Taiwan and the Cult of Resolve
If the U.S. chooses to end one commitment in one corner of the world, that doesn’t mean that it is giving up on others.
Michael Poznansky considers the tradeoff between U.S. resolve and capabilities and comes to the wrong conclusion:
The first step in wrestling with potential tradeoffs between bolstering resolve and bolstering capabilities is to identify them. In a world of finite resources, policymakers will have to make tough choices about what to allocate, where, and for how long. These decisions will only grow more salient as the White House and Congress continue to debate funding to Ukraine and how to deal with China and Taiwan. Ultimately, however, policymakers should prioritize resolve. They should privilege the priceless asset of reputation [bold mine-DL] while spending what they can to improve capabilities, maintaining the flow of aid to Ukraine despite the downsides.

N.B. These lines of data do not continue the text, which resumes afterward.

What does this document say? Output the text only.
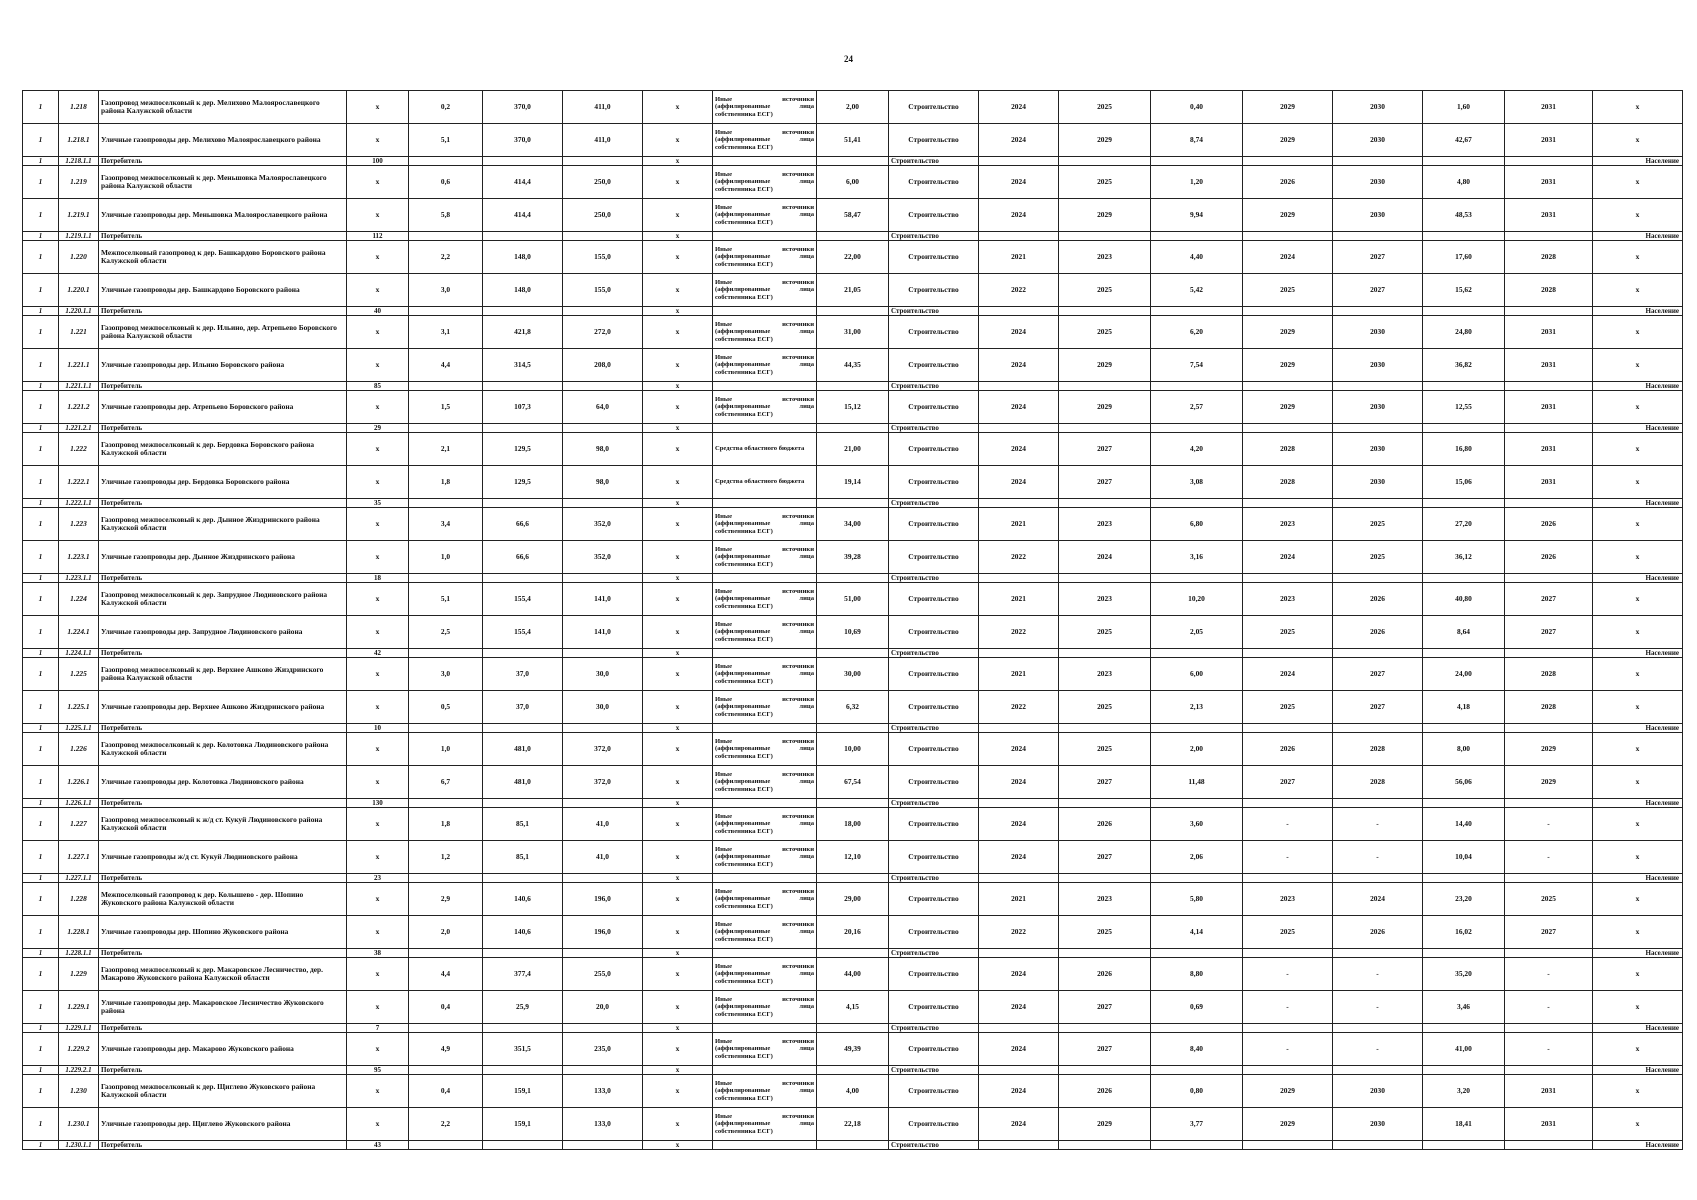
24
1	1.218	Газопровод межпоселковый к дер. Мелихово Малоярославецкого района Калужской области	x	0,2	370,0	411,0	x	Иные источники (аффилированные лица собственника ЕСГ)	2,00	Строительство	2024	2025	0,40	2029	2030	1,60	2031	x
1	1.218.1	Уличные газопроводы дер. Мелихово Малоярославецкого района	x	5,1	370,0	411,0	x	Иные источники (аффилированные лица собственника ЕСГ)	51,41	Строительство	2024	2029	8,74	2029	2030	42,67	2031	x
1	1.218.1.1	Потребитель	100				x			Строительство								Население
1	1.219	Газопровод межпоселковый к дер. Меньшовка Малоярославецкого района Калужской области	x	0,6	414,4	250,0	x	Иные источники (аффилированные лица собственника ЕСГ)	6,00	Строительство	2024	2025	1,20	2026	2030	4,80	2031	x
1	1.219.1	Уличные газопроводы дер. Меньшовка Малоярославецкого района	x	5,8	414,4	250,0	x	Иные источники (аффилированные лица собственника ЕСГ)	58,47	Строительство	2024	2029	9,94	2029	2030	48,53	2031	x
1	1.219.1.1	Потребитель	112				x			Строительство								Население
1	1.220	Межпоселковый газопровод к дер. Башкардово Боровского района Калужской области	x	2,2	148,0	155,0	x	Иные источники (аффилированные лица собственника ЕСГ)	22,00	Строительство	2021	2023	4,40	2024	2027	17,60	2028	x
1	1.220.1	Уличные газопроводы дер. Башкардово Боровского района	x	3,0	148,0	155,0	x	Иные источники (аффилированные лица собственника ЕСГ)	21,05	Строительство	2022	2025	5,42	2025	2027	15,62	2028	x
1	1.220.1.1	Потребитель	40				x			Строительство								Население
1	1.221	Газопровод межпоселковый к дер. Ильино, дер. Атрепьево Боровского района Калужской области	x	3,1	421,8	272,0	x	Иные источники (аффилированные лица собственника ЕСГ)	31,00	Строительство	2024	2025	6,20	2029	2030	24,80	2031	x
1	1.221.1	Уличные газопроводы дер. Ильино Боровского района	x	4,4	314,5	208,0	x	Иные источники (аффилированные лица собственника ЕСГ)	44,35	Строительство	2024	2029	7,54	2029	2030	36,82	2031	x
1	1.221.1.1	Потребитель	85				x			Строительство								Население
1	1.221.2	Уличные газопроводы дер. Атрепьево Боровского района	x	1,5	107,3	64,0	x	Иные источники (аффилированные лица собственника ЕСГ)	15,12	Строительство	2024	2029	2,57	2029	2030	12,55	2031	x
1	1.221.2.1	Потребитель	29				x			Строительство								Население
1	1.222	Газопровод межпоселковый к дер. Бердовка Боровского района Калужской области	x	2,1	129,5	98,0	x	Средства областного бюджета	21,00	Строительство	2024	2027	4,20	2028	2030	16,80	2031	x
1	1.222.1	Уличные газопроводы дер. Бердовка Боровского района	x	1,8	129,5	98,0	x	Средства областного бюджета	19,14	Строительство	2024	2027	3,08	2028	2030	15,06	2031	x
1	1.222.1.1	Потребитель	35				x			Строительство								Население
1	1.223	Газопровод межпоселковый к дер. Дынное Жиздринского района Калужской области	x	3,4	66,6	352,0	x	Иные источники (аффилированные лица собственника ЕСГ)	34,00	Строительство	2021	2023	6,80	2023	2025	27,20	2026	x
1	1.223.1	Уличные газопроводы дер. Дынное Жиздринского района	x	1,0	66,6	352,0	x	Иные источники (аффилированные лица собственника ЕСГ)	39,28	Строительство	2022	2024	3,16	2024	2025	36,12	2026	x
1	1.223.1.1	Потребитель	18				x			Строительство								Население
1	1.224	Газопровод межпоселковый к дер. Запрудное Людиновского района Калужской области	x	5,1	155,4	141,0	x	Иные источники (аффилированные лица собственника ЕСГ)	51,00	Строительство	2021	2023	10,20	2023	2026	40,80	2027	x
1	1.224.1	Уличные газопроводы дер. Запрудное Людиновского района	x	2,5	155,4	141,0	x	Иные источники (аффилированные лица собственника ЕСГ)	10,69	Строительство	2022	2025	2,05	2025	2026	8,64	2027	x
1	1.224.1.1	Потребитель	42				x			Строительство								Население
1	1.225	Газопровод межпоселковый к дер. Верхнее Ашково Жиздринского района Калужской области	x	3,0	37,0	30,0	x	Иные источники (аффилированные лица собственника ЕСГ)	30,00	Строительство	2021	2023	6,00	2024	2027	24,00	2028	x
1	1.225.1	Уличные газопроводы дер. Верхнее Ашково Жиздринского района	x	0,5	37,0	30,0	x	Иные источники (аффилированные лица собственника ЕСГ)	6,32	Строительство	2022	2025	2,13	2025	2027	4,18	2028	x
1	1.225.1.1	Потребитель	10				x			Строительство								Население
1	1.226	Газопровод межпоселковый к дер. Колотовка Людиновского района Калужской области	x	1,0	481,0	372,0	x	Иные источники (аффилированные лица собственника ЕСГ)	10,00	Строительство	2024	2025	2,00	2026	2028	8,00	2029	x
1	1.226.1	Уличные газопроводы дер. Колотовка Людиновского района	x	6,7	481,0	372,0	x	Иные источники (аффилированные лица собственника ЕСГ)	67,54	Строительство	2024	2027	11,48	2027	2028	56,06	2029	x
1	1.226.1.1	Потребитель	130				x			Строительство								Население
1	1.227	Газопровод межпоселковый к ж/д ст. Кукуй Людиновского района Калужской области	x	1,8	85,1	41,0	x	Иные источники (аффилированные лица собственника ЕСГ)	18,00	Строительство	2024	2026	3,60	-	-	14,40	-	x
1	1.227.1	Уличные газопроводы ж/д ст. Кукуй Людиновского района	x	1,2	85,1	41,0	x	Иные источники (аффилированные лица собственника ЕСГ)	12,10	Строительство	2024	2027	2,06	-	-	10,04	-	x
1	1.227.1.1	Потребитель	23				x			Строительство								Население
1	1.228	Межпоселковый газопровод к дер. Колышево - дер. Шопино Жуковского района Калужской области	x	2,9	140,6	196,0	x	Иные источники (аффилированные лица собственника ЕСГ)	29,00	Строительство	2021	2023	5,80	2023	2024	23,20	2025	x
1	1.228.1	Уличные газопроводы дер. Шопино Жуковского района	x	2,0	140,6	196,0	x	Иные источники (аффилированные лица собственника ЕСГ)	20,16	Строительство	2022	2025	4,14	2025	2026	16,02	2027	x
1	1.228.1.1	Потребитель	38				x			Строительство								Население
1	1.229	Газопровод межпоселковый к дер. Макаровское Лесничество, дер. Макарово Жуковского района Калужской области	x	4,4	377,4	255,0	x	Иные источники (аффилированные лица собственника ЕСГ)	44,00	Строительство	2024	2026	8,80	-	-	35,20	-	x
1	1.229.1	Уличные газопроводы дер. Макаровское Лесничество Жуковского района	x	0,4	25,9	20,0	x	Иные источники (аффилированные лица собственника ЕСГ)	4,15	Строительство	2024	2027	0,69	-	-	3,46	-	x
1	1.229.1.1	Потребитель	7				x			Строительство								Население
1	1.229.2	Уличные газопроводы дер. Макарово Жуковского района	x	4,9	351,5	235,0	x	Иные источники (аффилированные лица собственника ЕСГ)	49,39	Строительство	2024	2027	8,40	-	-	41,00	-	x
1	1.229.2.1	Потребитель	95				x			Строительство								Население
1	1.230	Газопровод межпоселковый к дер. Щиглево Жуковского района Калужской области	x	0,4	159,1	133,0	x	Иные источники (аффилированные лица собственника ЕСГ)	4,00	Строительство	2024	2026	0,80	2029	2030	3,20	2031	x
1	1.230.1	Уличные газопроводы дер. Щиглево Жуковского района	x	2,2	159,1	133,0	x	Иные источники (аффилированные лица собственника ЕСГ)	22,18	Строительство	2024	2029	3,77	2029	2030	18,41	2031	x
1	1.230.1.1	Потребитель	43				x			Строительство								Население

Continued military assistance to Ukraine may make sense, but this isn’t why the U.S. should do it. If the U.S. supplies Ukraine with weapons and materiel for years to come, that does not signal resolve to fight somewhere else. For one thing, it is easier and cheaper to supply weapons and ammunition to a belligerent than it is to send your own forces to fight, so doing one tells other states nothing about Washington’s resolve to do the other. If the U.S. were to cut Ukraine off, that would also not send a message about what the U.S. would or wouldn’t do in response to an attack on Taiwan.
Credibility isn’t undifferentiated. A state’s willingness to support a government and/or fight in one place tells adversaries nothing important about its willingness to do the same in another place. Capabilities and interests are what matter.